Monday, November 24, 2008

Thanksgiving musings: SPAM,Tofurducken, and melamines

I haven't touched my Zenfulness blog in ages, but boy am I ever suffering from a deluge of comment spam. I'm sure I don't get nearly as much as some more popular blogs, yet the 20 spam comments I get a day do feel like quite a bit. If I could get my hands on the punks who keep spamming my blog... well, I probably wouldn't do anything since I'm not really the violent sort. It's nice to picture a nice punch to the gut or a knuckle strike to the temple though. At the very least, I'd really enjoy giving them an atomic wedgie in public.
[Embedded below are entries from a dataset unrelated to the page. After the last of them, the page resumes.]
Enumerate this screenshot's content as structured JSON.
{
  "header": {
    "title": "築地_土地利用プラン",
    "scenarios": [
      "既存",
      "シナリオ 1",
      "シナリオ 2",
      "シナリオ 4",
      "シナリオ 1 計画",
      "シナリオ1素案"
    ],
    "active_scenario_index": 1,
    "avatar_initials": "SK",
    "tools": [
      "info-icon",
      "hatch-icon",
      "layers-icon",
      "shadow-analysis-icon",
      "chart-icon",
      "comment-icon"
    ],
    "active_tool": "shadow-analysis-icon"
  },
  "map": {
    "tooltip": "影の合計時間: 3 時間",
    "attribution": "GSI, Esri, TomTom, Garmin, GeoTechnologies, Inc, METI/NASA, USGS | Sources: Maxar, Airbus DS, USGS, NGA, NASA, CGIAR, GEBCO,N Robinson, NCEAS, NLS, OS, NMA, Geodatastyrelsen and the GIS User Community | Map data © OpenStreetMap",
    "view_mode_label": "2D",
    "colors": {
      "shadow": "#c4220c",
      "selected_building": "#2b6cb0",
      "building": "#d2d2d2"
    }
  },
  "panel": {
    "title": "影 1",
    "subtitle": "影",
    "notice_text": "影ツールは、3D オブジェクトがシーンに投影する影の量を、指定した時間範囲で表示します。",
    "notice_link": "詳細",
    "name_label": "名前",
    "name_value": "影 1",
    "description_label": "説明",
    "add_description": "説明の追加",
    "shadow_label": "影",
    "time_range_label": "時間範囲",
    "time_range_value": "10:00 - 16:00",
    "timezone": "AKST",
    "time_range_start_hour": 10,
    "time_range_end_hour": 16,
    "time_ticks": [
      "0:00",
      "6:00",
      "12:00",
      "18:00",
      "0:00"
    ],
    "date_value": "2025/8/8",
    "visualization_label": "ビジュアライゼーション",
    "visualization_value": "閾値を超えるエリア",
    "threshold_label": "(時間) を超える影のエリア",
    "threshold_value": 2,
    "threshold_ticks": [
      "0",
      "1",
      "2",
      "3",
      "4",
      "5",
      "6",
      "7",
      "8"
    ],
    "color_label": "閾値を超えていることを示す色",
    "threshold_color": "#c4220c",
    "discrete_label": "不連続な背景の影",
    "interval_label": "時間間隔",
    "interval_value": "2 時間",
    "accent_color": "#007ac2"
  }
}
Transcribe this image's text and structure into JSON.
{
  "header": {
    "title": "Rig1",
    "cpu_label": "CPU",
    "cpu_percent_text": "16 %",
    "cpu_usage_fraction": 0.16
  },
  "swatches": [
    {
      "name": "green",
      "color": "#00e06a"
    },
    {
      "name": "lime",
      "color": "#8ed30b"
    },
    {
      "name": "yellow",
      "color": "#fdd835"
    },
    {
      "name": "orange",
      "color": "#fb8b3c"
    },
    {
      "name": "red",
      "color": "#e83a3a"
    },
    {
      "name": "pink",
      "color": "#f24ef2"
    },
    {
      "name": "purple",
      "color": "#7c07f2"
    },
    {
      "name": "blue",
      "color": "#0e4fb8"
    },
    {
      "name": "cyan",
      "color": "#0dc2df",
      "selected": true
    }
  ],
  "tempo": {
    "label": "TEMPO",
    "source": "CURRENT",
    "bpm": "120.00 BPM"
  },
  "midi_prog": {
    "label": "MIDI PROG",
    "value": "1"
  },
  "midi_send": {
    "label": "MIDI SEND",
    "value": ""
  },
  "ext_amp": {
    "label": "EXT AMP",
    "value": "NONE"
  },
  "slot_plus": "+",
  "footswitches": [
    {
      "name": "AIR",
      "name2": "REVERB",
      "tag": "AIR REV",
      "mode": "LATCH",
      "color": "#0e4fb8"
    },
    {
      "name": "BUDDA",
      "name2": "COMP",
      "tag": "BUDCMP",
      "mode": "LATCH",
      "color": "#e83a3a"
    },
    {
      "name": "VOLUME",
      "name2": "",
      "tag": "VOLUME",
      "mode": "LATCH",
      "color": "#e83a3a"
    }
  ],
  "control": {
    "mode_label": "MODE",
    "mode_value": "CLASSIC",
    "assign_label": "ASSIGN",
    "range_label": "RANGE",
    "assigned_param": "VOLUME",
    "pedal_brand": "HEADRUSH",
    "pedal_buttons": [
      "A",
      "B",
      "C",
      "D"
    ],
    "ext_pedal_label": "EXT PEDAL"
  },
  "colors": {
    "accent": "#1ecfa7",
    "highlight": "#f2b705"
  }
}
With Thanksgiving right around the corner, my thoughts return to reveries of the mythical tofurducken. I don't really know if it exists or if it is merely a fantastic creation of my crazed mind. In case you're wondering what the heck a tofurducken is, just look up turducken. The turducken is a foul fowl Frankenstein creation. I imagine the vegetarian equivalent of it around this time of year. The closest thing I could find on the internet was some person's reference to a "tofucken" which my juvenille sense of humor found funny. I did come up with my own recipe involving wheat gluten, mushroms, tofu skins, and pressed/frozen tofu. I never tried out my recipe though, and given my huge amount of free time, I probably won't be doing so in the near future.

And while I'm on the subject of foul foods, I read a disturbing article on Treehugger today. We hear the scary stories about melamine in Chinese food products, but apparently, melamine is pretty common in U.S. food products, too. And even being a vegetarian doesn't spare me the exposure since it can be used as a crop fertilizer which not only gets into the food supply, but also taints the soil and environment. I already think that the U.S. as a country eats crap for food, but this only re-inforces that perception. Industrial agriculture and food production is more concerned with making money than providing real food. And the fact that the food production is so far separated from the everyday consumer means that most people have no idea how potentially bad their food is.

So, to sign off on a more positive note, appreciate the good food you eat this Thanksgiving. Hopefully, the meal will be blessed with lots of whole, nutritious foods.